Tout d’abord, vous avez raison de le rappeler, le terrorisme n’a rien à voir avec l’Islam. Le Président de la République l’a rappelé dans son discours prononcé à l’Institut du monde arabe le 15 janvier dernier. D’ailleurs, les musulmans sont, à travers le monde, les premières victimes du terrorisme.

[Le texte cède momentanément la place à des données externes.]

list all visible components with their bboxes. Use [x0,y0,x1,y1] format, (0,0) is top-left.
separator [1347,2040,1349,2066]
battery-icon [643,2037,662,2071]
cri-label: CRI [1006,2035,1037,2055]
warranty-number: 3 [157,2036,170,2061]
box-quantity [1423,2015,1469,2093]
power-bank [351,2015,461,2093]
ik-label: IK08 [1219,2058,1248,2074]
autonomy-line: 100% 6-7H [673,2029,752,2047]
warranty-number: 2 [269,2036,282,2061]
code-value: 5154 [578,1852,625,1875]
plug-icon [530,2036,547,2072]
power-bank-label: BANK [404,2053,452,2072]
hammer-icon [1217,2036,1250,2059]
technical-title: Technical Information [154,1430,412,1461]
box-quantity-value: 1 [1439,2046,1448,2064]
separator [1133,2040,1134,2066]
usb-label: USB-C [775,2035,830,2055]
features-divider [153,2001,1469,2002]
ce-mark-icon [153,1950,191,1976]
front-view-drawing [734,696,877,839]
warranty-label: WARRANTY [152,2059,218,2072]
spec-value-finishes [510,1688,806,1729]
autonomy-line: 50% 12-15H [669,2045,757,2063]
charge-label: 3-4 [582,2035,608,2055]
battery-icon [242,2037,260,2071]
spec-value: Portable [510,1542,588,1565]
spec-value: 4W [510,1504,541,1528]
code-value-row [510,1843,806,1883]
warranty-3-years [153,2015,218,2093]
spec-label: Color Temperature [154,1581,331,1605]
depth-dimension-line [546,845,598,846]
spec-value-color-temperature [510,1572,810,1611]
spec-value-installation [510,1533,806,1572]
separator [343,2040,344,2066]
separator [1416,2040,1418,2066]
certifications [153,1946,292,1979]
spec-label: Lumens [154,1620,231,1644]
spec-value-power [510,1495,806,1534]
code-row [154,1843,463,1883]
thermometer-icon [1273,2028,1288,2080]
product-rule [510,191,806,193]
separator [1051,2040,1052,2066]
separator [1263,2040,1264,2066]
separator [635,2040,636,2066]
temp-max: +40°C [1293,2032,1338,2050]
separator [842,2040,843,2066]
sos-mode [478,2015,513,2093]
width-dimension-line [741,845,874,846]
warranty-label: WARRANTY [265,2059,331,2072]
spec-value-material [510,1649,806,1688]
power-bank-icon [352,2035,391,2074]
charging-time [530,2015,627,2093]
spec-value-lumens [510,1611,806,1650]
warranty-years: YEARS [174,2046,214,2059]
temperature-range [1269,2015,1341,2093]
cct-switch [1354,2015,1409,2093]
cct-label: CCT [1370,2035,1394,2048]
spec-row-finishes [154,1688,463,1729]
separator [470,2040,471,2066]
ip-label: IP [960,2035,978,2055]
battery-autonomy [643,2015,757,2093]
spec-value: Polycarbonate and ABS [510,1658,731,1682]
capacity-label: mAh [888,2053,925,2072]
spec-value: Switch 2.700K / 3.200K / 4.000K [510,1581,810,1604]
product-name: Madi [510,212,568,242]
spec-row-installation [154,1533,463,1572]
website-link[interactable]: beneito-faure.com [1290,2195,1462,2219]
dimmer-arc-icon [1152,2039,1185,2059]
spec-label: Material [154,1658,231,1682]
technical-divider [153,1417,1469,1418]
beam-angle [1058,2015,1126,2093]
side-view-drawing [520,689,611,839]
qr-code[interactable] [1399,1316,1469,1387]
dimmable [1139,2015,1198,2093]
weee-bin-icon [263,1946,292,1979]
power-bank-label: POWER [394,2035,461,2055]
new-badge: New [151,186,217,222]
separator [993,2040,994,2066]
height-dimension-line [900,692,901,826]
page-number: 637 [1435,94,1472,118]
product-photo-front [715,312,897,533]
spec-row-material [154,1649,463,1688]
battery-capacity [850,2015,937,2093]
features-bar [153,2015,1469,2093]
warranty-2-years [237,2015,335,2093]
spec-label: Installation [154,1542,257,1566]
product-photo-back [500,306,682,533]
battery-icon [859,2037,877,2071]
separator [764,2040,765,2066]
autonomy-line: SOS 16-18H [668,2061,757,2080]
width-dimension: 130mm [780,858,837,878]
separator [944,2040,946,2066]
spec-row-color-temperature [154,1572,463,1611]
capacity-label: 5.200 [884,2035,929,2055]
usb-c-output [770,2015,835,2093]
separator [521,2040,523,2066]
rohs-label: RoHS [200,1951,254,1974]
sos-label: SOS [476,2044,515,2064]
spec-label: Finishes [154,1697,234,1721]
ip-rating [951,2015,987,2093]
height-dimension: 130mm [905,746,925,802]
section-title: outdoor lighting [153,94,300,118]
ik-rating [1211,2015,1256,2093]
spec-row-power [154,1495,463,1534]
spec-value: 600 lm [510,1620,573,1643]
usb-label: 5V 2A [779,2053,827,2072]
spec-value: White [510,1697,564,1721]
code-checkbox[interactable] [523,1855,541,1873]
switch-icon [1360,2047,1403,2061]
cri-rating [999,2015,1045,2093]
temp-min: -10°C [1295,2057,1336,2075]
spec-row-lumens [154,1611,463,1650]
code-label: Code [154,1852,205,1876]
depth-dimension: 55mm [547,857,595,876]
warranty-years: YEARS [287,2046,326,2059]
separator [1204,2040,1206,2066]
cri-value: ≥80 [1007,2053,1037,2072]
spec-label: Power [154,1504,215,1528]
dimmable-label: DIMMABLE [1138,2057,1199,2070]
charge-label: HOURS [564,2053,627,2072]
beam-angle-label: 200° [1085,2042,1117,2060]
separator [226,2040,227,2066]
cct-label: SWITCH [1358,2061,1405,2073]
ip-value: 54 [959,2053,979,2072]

Il y a eu des incidents en France contre des lieux de culte ou des sites musulmans, après les attentats du 7 janvier. Tous ces actes ont été condamnés avec la plus grande vigueur par les autorités françaises. La France, vous le savez, est attachée au principe d’égalité entre les citoyens devant la loi. Elle combat avec toutes ses forces toute forme de discrimination et d’intolérance. Le racisme est contraire aux valeurs de la République française. Notre pays est riche de ses différences et de sa diversité. Il a toujours su accueillir et rapprocher les êtres humains. La laïcité est au fondement de notre République, elle permet à tous, croyants et non-croyants, de vivre ensemble dans le respect des lois de la République. Les terroristes ont avant tout cherché à briser l’unité nationale. Or, la France, c’est la tolérance. Ce qui compte aujourd’hui, c’est que les Français se rassemblent plus que jamais autour de ces valeurs de tolérance et de démocratie. Ils l’ont montré lors de la marche qui s’est tenue à Paris le 11 janvier 2015. Les terroristes qui prétendent agir au nom de l’Islam sont le contraire de l’Islam et ils veulent provoquer dans nos sociétés des divisions entre les musulmans et les non musulmans. Nous devons avoir la réaction inverse qui consiste à dire : face à leur volonté de nous faire peur et de nous diviser, au contraire nous sommes unis, plus que jamais, autour des valeurs de tolérance et du vivre-ensemble. Les terroristes cherchent à instrumentaliser les musulmans établis en France et en Europe. Mais ces actes, nous les combattons et, que les terroristes le veuillent ou non, que les auteurs de ces actes antimusulmans le veuillent ou non, l’islam fait partie de la société française, qui est une société ouverte. Le peuple français saura surmonter cette épreuve.